Presidential candidates have been swatting away protests for decades and most manage to do so in ways that defuse the interruptions. They often get a hand from their crowds — Biden fans drown out his opponents with chants of "four more years." But the way that the three 2024 presidential candidates are dealing with their unwanted disturbances offer insights into their personalities and their political DNA.
For Biden, who is naturally courteous, the protests are becoming a problem. Trump's core campaign attack is that Biden is old, weak and unable to assert control, so the sight of the president hesitating to quell dissent that tries to thwart his ability to make a political point is an unflattering image.
At a recent event in Virginia, Biden's searing attack on Trump over abortion was repeatedly drowned out, depriving his remarks of their potency. "This is going to go on for a while; they've got this planned," Biden said. Protestors unfurled a banner reading "Stop Genocide" and another held up a Palestinian flag. At other events, protestors held up signs reading "Genocide Joe" in protest of Biden's refusal to call for a formal ceasefire in Israel's war in Gaza, which has killed tens of thousands of Palestinians.
It's not that Biden doesn't know how to deal with a heckler. His suppression of Republican shouts and interruptions during last year's "State of the Union" address was a master stroke and made him look strong. This year's address in March will play a critical role in the choreography of the president's bid for reelection in November.

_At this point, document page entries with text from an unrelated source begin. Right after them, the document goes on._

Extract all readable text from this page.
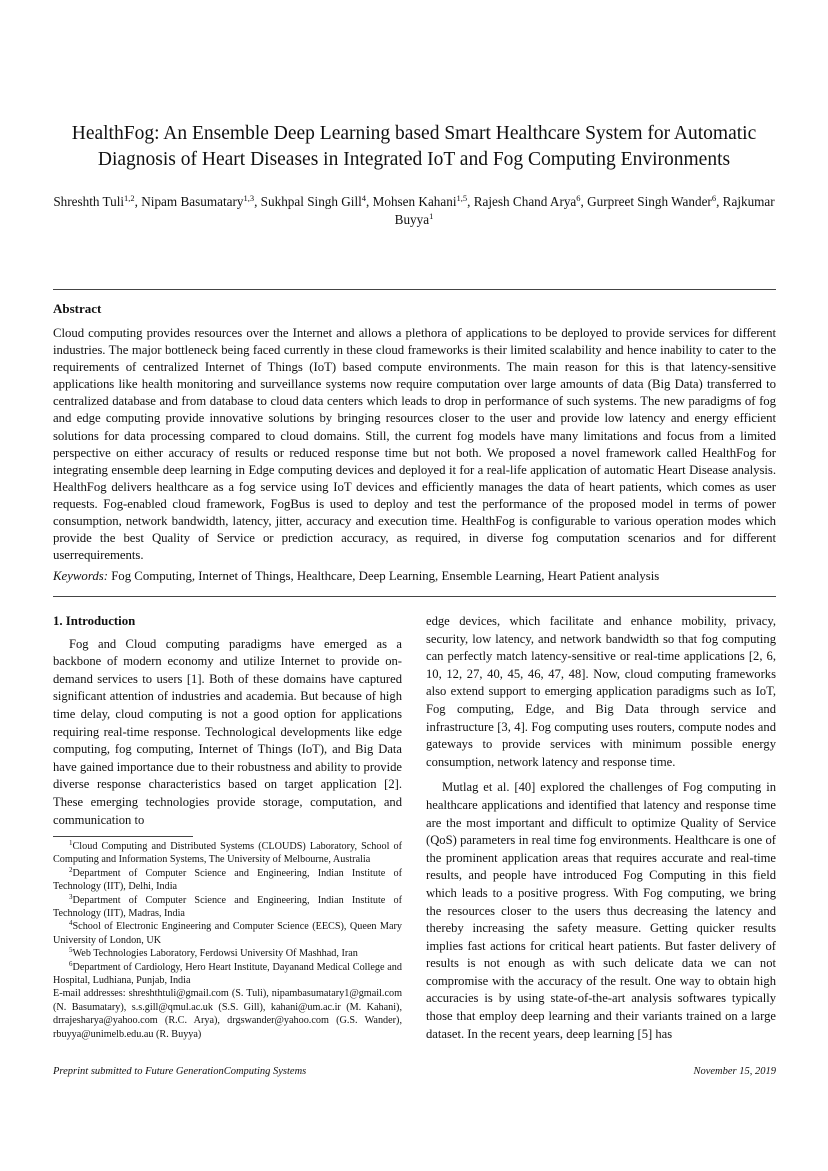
HealthFog: An Ensemble Deep Learning based Smart Healthcare System for Automatic
Diagnosis of Heart Diseases in Integrated IoT and Fog Computing Environments
Shreshth Tuli$^{1,2}$, Nipam Basumatary$^{1,3}$, Sukhpal Singh Gill$^4$, Mohsen Kahani$^{1,5}$, Rajesh Chand Arya$^6$, Gurpreet Singh Wander$^6$, Rajkumar Buyya$^1$
Abstract
Cloud computing provides resources over the Internet and allows a plethora of applications to be deployed to provide services for different industries. The major bottleneck being faced currently in these cloud frameworks is their limited scalability and hence inability to cater to the requirements of centralized Internet of Things (IoT) based compute environments. The main reason for this is that latency-sensitive applications like health monitoring and surveillance systems now require computation over large amounts of data (Big Data) transferred to centralized database and from database to cloud data centers which leads to drop in performance of such systems. The new paradigms of fog and edge computing provide innovative solutions by bringing resources closer to the user and provide low latency and energy efficient solutions for data processing compared to cloud domains. Still, the current fog models have many limitations and focus from a limited perspective on either accuracy of results or reduced response time but not both. We proposed a novel framework called HealthFog for integrating ensemble deep learning in Edge computing devices and deployed it for a real-life application of automatic Heart Disease analysis. HealthFog delivers healthcare as a fog service using IoT devices and efficiently manages the data of heart patients, which comes as user requests. Fog-enabled cloud framework, FogBus is used to deploy and test the performance of the proposed model in terms of power consumption, network bandwidth, latency, jitter, accuracy and execution time. HealthFog is configurable to various operation modes which provide the best Quality of Service or prediction accuracy, as required, in diverse fog computation scenarios and for different userrequirements.
Keywords: Fog Computing, Internet of Things, Healthcare, Deep Learning, Ensemble Learning, Heart Patient analysis
1. Introduction

Fog and Cloud computing paradigms have emerged as a backbone of modern economy and utilize Internet to provide on-demand services to users [1]. Both of these domains have captured significant attention of industries and academia. But because of high time delay, cloud computing is not a good option for applications requiring real-time response. Technological developments like edge computing, fog computing, Internet of Things (IoT), and Big Data have gained importance due to their robustness and ability to provide diverse response characteristics based on target application [2]. These emerging technologies provide storage, computation, and communication to

$^1$Cloud Computing and Distributed Systems (CLOUDS) Laboratory, School of Computing and Information Systems, The University of Melbourne, Australia

$^2$Department of Computer Science and Engineering, Indian Institute of Technology (IIT), Delhi, India

$^3$Department of Computer Science and Engineering, Indian Institute of Technology (IIT), Madras, India

$^4$School of Electronic Engineering and Computer Science (EECS), Queen Mary University of London, UK

$^5$Web Technologies Laboratory, Ferdowsi University Of Mashhad, Iran

$^6$Department of Cardiology, Hero Heart Institute, Dayanand Medical College and Hospital, Ludhiana, Punjab, India

E-mail addresses: shreshthtuli@gmail.com (S. Tuli), nipambasumatary1@gmail.com (N. Basumatary), s.s.gill@qmul.ac.uk (S.S. Gill), kahani@um.ac.ir (M. Kahani), drrajesharya@yahoo.com (R.C. Arya), drgswander@yahoo.com (G.S. Wander), rbuyya@unimelb.edu.au (R. Buyya)

edge devices, which facilitate and enhance mobility, privacy, security, low latency, and network bandwidth so that fog computing can perfectly match latency-sensitive or real-time applications [2, 6, 10, 12, 27, 40, 45, 46, 47, 48]. Now, cloud computing frameworks also extend support to emerging application paradigms such as IoT, Fog computing, Edge, and Big Data through service and infrastructure [3, 4]. Fog computing uses routers, compute nodes and gateways to provide services with minimum possible energy consumption, network latency and response time.

Mutlag et al. [40] explored the challenges of Fog computing in healthcare applications and identified that latency and response time are the most important and difficult to optimize Quality of Service (QoS) parameters in real time fog environments. Healthcare is one of the prominent application areas that requires accurate and real-time results, and people have introduced Fog Computing in this field which leads to a positive progress. With Fog computing, we bring the resources closer to the users thus decreasing the latency and thereby increasing the safety measure. Getting quicker results implies fast actions for critical heart patients. But faster delivery of results is not enough as with such delicate data we can not compromise with the accuracy of the result. One way to obtain high accuracies is by using state-of-the-art analysis softwares typically those that employ deep learning and their variants trained on a large dataset. In the recent years, deep learning [5] has

Preprint submitted to Future GenerationComputing Systems	November 15, 2019
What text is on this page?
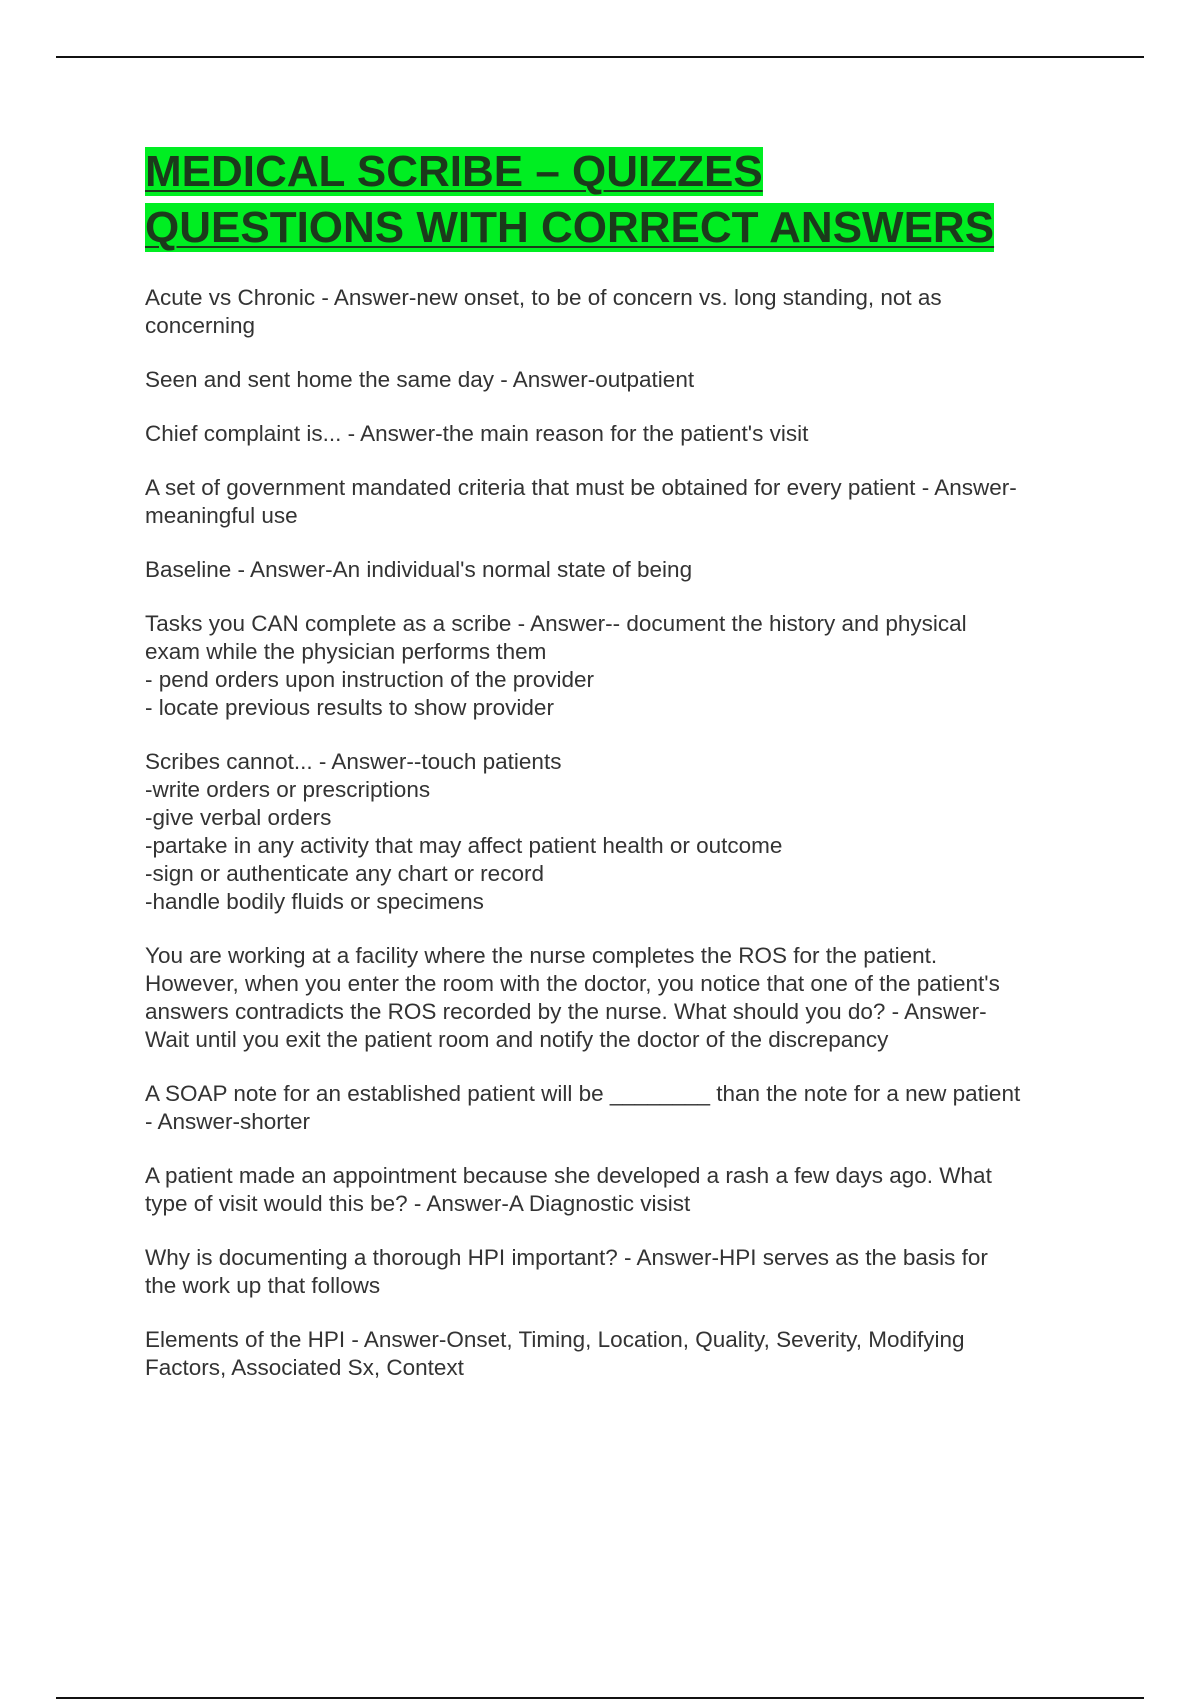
MEDICAL SCRIBE – QUIZZES
QUESTIONS WITH CORRECT ANSWERS

Acute vs Chronic - Answer-new onset, to be of concern vs. long standing, not as
concerning

Seen and sent home the same day - Answer-outpatient

Chief complaint is... - Answer-the main reason for the patient's visit

A set of government mandated criteria that must be obtained for every patient - Answer-
meaningful use

Baseline - Answer-An individual's normal state of being

Tasks you CAN complete as a scribe - Answer-- document the history and physical
exam while the physician performs them
- pend orders upon instruction of the provider
- locate previous results to show provider

Scribes cannot... - Answer--touch patients
-write orders or prescriptions
-give verbal orders
-partake in any activity that may affect patient health or outcome
-sign or authenticate any chart or record
-handle bodily fluids or specimens

You are working at a facility where the nurse completes the ROS for the patient.
However, when you enter the room with the doctor, you notice that one of the patient's
answers contradicts the ROS recorded by the nurse. What should you do? - Answer-
Wait until you exit the patient room and notify the doctor of the discrepancy

A SOAP note for an established patient will be ________ than the note for a new patient
- Answer-shorter

A patient made an appointment because she developed a rash a few days ago. What
type of visit would this be? - Answer-A Diagnostic visist

Why is documenting a thorough HPI important? - Answer-HPI serves as the basis for
the work up that follows

Elements of the HPI - Answer-Onset, Timing, Location, Quality, Severity, Modifying
Factors, Associated Sx, Context
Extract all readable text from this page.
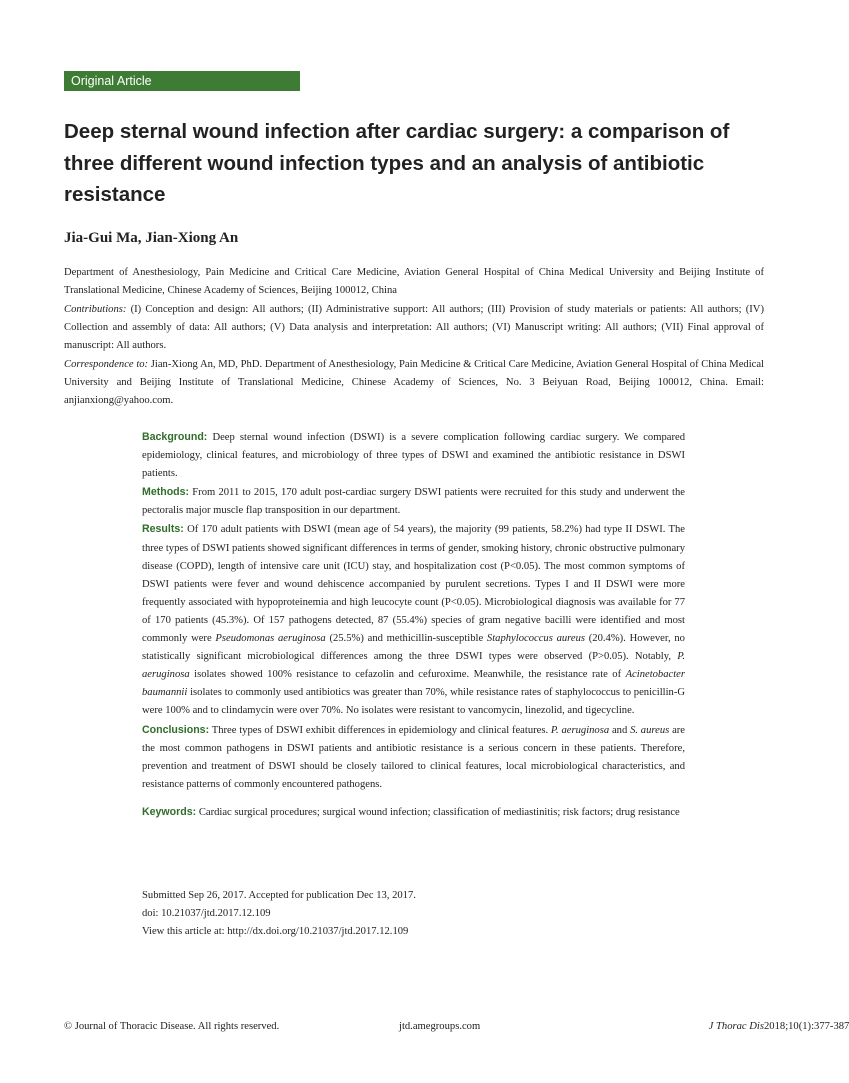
Original Article
Deep sternal wound infection after cardiac surgery: a comparison of three different wound infection types and an analysis of antibiotic resistance

Jia-Gui Ma, Jian-Xiong An

Department of Anesthesiology, Pain Medicine and Critical Care Medicine, Aviation General Hospital of China Medical University and Beijing Institute of Translational Medicine, Chinese Academy of Sciences, Beijing 100012, China
Contributions: (I) Conception and design: All authors; (II) Administrative support: All authors; (III) Provision of study materials or patients: All authors; (IV) Collection and assembly of data: All authors; (V) Data analysis and interpretation: All authors; (VI) Manuscript writing: All authors; (VII) Final approval of manuscript: All authors.
Correspondence to: Jian-Xiong An, MD, PhD. Department of Anesthesiology, Pain Medicine & Critical Care Medicine, Aviation General Hospital of China Medical University and Beijing Institute of Translational Medicine, Chinese Academy of Sciences, No. 3 Beiyuan Road, Beijing 100012, China. Email: anjianxiong@yahoo.com.

Background: Deep sternal wound infection (DSWI) is a severe complication following cardiac surgery. We compared epidemiology, clinical features, and microbiology of three types of DSWI and examined the antibiotic resistance in DSWI patients.

Methods: From 2011 to 2015, 170 adult post-cardiac surgery DSWI patients were recruited for this study and underwent the pectoralis major muscle flap transposition in our department.

Results: Of 170 adult patients with DSWI (mean age of 54 years), the majority (99 patients, 58.2%) had type II DSWI. The three types of DSWI patients showed significant differences in terms of gender, smoking history, chronic obstructive pulmonary disease (COPD), length of intensive care unit (ICU) stay, and hospitalization cost (P<0.05). The most common symptoms of DSWI patients were fever and wound dehiscence accompanied by purulent secretions. Types I and II DSWI were more frequently associated with hypoproteinemia and high leucocyte count (P<0.05). Microbiological diagnosis was available for 77 of 170 patients (45.3%). Of 157 pathogens detected, 87 (55.4%) species of gram negative bacilli were identified and most commonly were Pseudomonas aeruginosa (25.5%) and methicillin-susceptible Staphylococcus aureus (20.4%). However, no statistically significant microbiological differences among the three DSWI types were observed (P>0.05). Notably, P. aeruginosa isolates showed 100% resistance to cefazolin and cefuroxime. Meanwhile, the resistance rate of Acinetobacter baumannii isolates to commonly used antibiotics was greater than 70%, while resistance rates of staphylococcus to penicillin-G were 100% and to clindamycin were over 70%. No isolates were resistant to vancomycin, linezolid, and tigecycline.

Conclusions: Three types of DSWI exhibit differences in epidemiology and clinical features. P. aeruginosa and S. aureus are the most common pathogens in DSWI patients and antibiotic resistance is a serious concern in these patients. Therefore, prevention and treatment of DSWI should be closely tailored to clinical features, local microbiological characteristics, and resistance patterns of commonly encountered pathogens.

Keywords: Cardiac surgical procedures; surgical wound infection; classification of mediastinitis; risk factors; drug resistance

Submitted Sep 26, 2017. Accepted for publication Dec 13, 2017.
doi: 10.21037/jtd.2017.12.109
View this article at: http://dx.doi.org/10.21037/jtd.2017.12.109
© Journal of Thoracic Disease. All rights reserved.	jtd.amegroups.com	J Thorac Dis 2018;10(1):377-387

Trump also has to deal with hecklers — and, like Biden, tries to hide his irritation at having to share the spotlight. Before a recent event in Manchester, New Hampshire, a man paced around the back of his crowd muttering, "It's like 1930s Germany." He was later bundled out by police after interrupting Trump's speech. The ex-president uses such interruptions to slip into his strongman persona and to indulge the undercurrent of violence that simmers below the surface at his rallies. "Get out of here, you can throw him out … he's just a disturbed person." Trump said as the crowd shouted at the man and chanted "USA, USA, USA." A few days later, Trump was shouted down multiple times by protestors at a rowdy event in Laconia, New Hampshire. And in Iowa earlier in the month, Trump ordered one heckler out with the words "go home to Mommy." In 2016, Trump notoriously said he'd consider paying legal fees of supporters who roughed up protestors.
Politicians don't get very far if they can't deal with hecklers. Haley, the former governor of South Carolina, had a neat line ready when she was interrupted ahead of the New Hampshire primary last week, that cemented her own chosen political story. "Don't boo someone like that," she told her supporters."My husband and other military men and women sacrifice for us every day for her to do that," said Haley, whose spouse, Michael, is on an overseas deployment.
"We are blessed to live in a country with free speech," she added.
The all-time classic of the presidential heckler genre concerns Richard Nixon. In 1972, the then-president welcomed a group called the Ray Conniff Singers to the White House with the immortal line, "If the music is square it's because I like it square."
What happened next was anything but square, as one of the singers, Carole Feraci, unfurled a sign that read "Stop the killing" in reference to the Vietnam War. "President Nixon, stop bombing human beings, animals and vegetation," the singer said.
Nixon sat in the front row, his face locked in an awkward grin for several embarrassing moments of silence before the music struck up.